In response to the first impetus, the organisation, which employs 4,900 staff in 25 countries, has hired an outsourcing supplier to provide it with disaster recovery facilities in Winnersh, near Reading.
The £5.5m deal with Savvis was signed in July 2005 and is expected to last for five-and-a-half years.
Andrew Brammer, head of global IT operations for Allen & Overy, says the catalyst for outsourcing was moving headquarters to Spitalfields in London.
‘The actual outsourcing itself was cost-neutral as we already ran a disaster recovery facility in Vauxhall, but we felt that we could manage risk more effectively if we moved further out of the geographical centre of London and critically, if we separated our people from our data,’ he says.

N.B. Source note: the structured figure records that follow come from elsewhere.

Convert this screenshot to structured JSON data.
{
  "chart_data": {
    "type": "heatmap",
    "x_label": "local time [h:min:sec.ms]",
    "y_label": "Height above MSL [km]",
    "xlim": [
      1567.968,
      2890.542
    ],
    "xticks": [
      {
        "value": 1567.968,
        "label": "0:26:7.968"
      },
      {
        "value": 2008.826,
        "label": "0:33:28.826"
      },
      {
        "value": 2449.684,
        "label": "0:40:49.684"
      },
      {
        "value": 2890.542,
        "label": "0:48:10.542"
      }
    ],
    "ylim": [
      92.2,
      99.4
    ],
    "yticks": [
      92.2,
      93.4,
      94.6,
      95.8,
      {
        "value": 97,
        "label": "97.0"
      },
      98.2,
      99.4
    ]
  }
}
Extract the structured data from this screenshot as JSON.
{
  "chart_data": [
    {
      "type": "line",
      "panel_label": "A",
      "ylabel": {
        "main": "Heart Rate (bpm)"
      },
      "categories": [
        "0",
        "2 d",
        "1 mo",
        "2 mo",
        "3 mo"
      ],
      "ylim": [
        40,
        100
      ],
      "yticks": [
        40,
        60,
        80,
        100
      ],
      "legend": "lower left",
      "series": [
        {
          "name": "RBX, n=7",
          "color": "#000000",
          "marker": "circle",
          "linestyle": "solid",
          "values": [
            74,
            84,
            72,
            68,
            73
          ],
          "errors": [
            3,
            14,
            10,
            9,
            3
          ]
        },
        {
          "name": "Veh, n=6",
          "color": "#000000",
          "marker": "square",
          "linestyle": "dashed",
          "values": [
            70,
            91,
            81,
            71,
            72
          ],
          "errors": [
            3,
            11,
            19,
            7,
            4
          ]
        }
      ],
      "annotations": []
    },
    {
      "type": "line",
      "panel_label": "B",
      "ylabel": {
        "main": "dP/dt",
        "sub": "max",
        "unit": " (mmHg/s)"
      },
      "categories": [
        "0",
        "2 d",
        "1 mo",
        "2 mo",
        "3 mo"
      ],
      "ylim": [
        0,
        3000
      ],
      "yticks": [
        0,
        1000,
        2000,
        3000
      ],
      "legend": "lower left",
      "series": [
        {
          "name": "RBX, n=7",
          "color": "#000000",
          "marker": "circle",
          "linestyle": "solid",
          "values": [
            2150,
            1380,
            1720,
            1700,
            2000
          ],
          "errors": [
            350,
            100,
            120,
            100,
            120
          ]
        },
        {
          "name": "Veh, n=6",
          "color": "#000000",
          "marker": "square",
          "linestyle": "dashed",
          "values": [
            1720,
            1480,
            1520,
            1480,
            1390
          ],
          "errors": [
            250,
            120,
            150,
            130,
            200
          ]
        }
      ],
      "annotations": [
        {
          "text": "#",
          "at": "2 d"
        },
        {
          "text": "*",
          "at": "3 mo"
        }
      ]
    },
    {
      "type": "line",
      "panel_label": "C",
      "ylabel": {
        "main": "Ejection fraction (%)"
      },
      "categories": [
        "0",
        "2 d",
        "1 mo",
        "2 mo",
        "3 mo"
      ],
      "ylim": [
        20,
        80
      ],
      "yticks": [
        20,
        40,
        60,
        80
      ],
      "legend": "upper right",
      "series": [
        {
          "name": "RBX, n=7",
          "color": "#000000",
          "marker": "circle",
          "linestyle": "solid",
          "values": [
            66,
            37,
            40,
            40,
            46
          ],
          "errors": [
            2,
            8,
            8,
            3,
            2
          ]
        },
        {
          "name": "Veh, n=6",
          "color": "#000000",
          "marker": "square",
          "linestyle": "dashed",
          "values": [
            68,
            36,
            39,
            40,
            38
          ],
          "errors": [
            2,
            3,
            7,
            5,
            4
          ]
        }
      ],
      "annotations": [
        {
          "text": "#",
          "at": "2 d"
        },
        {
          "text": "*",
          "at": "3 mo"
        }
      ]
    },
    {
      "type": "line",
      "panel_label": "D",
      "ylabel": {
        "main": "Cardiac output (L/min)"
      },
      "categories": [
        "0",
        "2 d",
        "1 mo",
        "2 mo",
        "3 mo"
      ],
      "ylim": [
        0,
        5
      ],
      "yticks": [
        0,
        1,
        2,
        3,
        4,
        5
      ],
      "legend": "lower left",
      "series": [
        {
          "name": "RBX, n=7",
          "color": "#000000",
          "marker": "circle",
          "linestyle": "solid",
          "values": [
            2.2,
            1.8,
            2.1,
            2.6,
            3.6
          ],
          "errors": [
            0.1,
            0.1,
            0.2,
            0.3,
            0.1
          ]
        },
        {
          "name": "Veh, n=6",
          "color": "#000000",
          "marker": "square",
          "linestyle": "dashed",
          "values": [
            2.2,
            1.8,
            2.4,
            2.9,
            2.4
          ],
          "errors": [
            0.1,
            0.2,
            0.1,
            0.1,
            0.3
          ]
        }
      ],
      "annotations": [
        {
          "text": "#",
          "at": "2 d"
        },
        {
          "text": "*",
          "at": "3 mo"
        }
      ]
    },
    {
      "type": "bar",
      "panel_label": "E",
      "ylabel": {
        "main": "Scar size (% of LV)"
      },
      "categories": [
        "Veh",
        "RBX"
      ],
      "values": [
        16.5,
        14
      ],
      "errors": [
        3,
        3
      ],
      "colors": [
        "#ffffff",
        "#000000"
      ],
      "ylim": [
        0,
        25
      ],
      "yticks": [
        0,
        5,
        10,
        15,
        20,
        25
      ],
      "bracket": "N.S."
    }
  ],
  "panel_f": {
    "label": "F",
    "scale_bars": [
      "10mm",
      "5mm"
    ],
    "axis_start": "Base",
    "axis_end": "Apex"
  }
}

While the two used to be housed together at the same site in the City, the fear was that in the event of a disaster, both would be affected simultaneously and the business could not operate.
‘We provide a strong remote working capability, so if we suffered any threat that denied us access to the building, we could continue working remotely from home or a business recovery centre,’ says Brammer.
‘But if we lost Savvis’ data centre capability, which is unlikely, we would be able to do disaster recovery from the data centre at the office.’
The Winnersh data centre now houses all of Allen & Overy’s production systems. The Spitalfields site, meanwhile, will hold the firm’s disaster recovery infrastructure, including a replicated storage area network to mirror data in real time, and its development and control testing systems.
The transfer of head office to Spitalfields and its 2,500 personnel, which includes 207 IT staff, is due to take place by the end of the year.
The second big driver for outsourcing the data centre was finding ways to run IT more cost-effectively.
‘Over the past 18 months, we have been undertaking a big programme of consolidation, rationalisation and virtualisation,’ says Brammer.
‘We have taken out about 35 per cent of the cost of running our estate by reducing our enterprise server footprint, which has an impact at all levels in terms of software licences and support.
‘By reducing the numbers, you reduce the effort involved in managing it.’
The firm has standardised on HP as its sole hardware supplier and runs only the Microsoft Windows 2003 or Server 2000 operating systems.
But Brammer says the firm continues to look for opportunities to consolidate further, and will use technologies such a VMware and Citrix to free up more equipment.
This consolidation policy will also be broadened out to cover Allen & Overy’s 25 data centres worldwide, starting from next year.
A major two-year programme will see the firm create three regional hubs in London, Hong Kong and New York, in a move expected to generate cost efficiencies, improved risk management and ease of deployment. A smaller data centre in Dubai will also remain in place.
‘Significant efficiencies can be gained from bringing hardware back to a single point,’ says Brammer.
‘‘You get to make real cost savings, but you also gain greater availability and resilience as everything is on a single piece of enterprise hardware,’ says Brammer.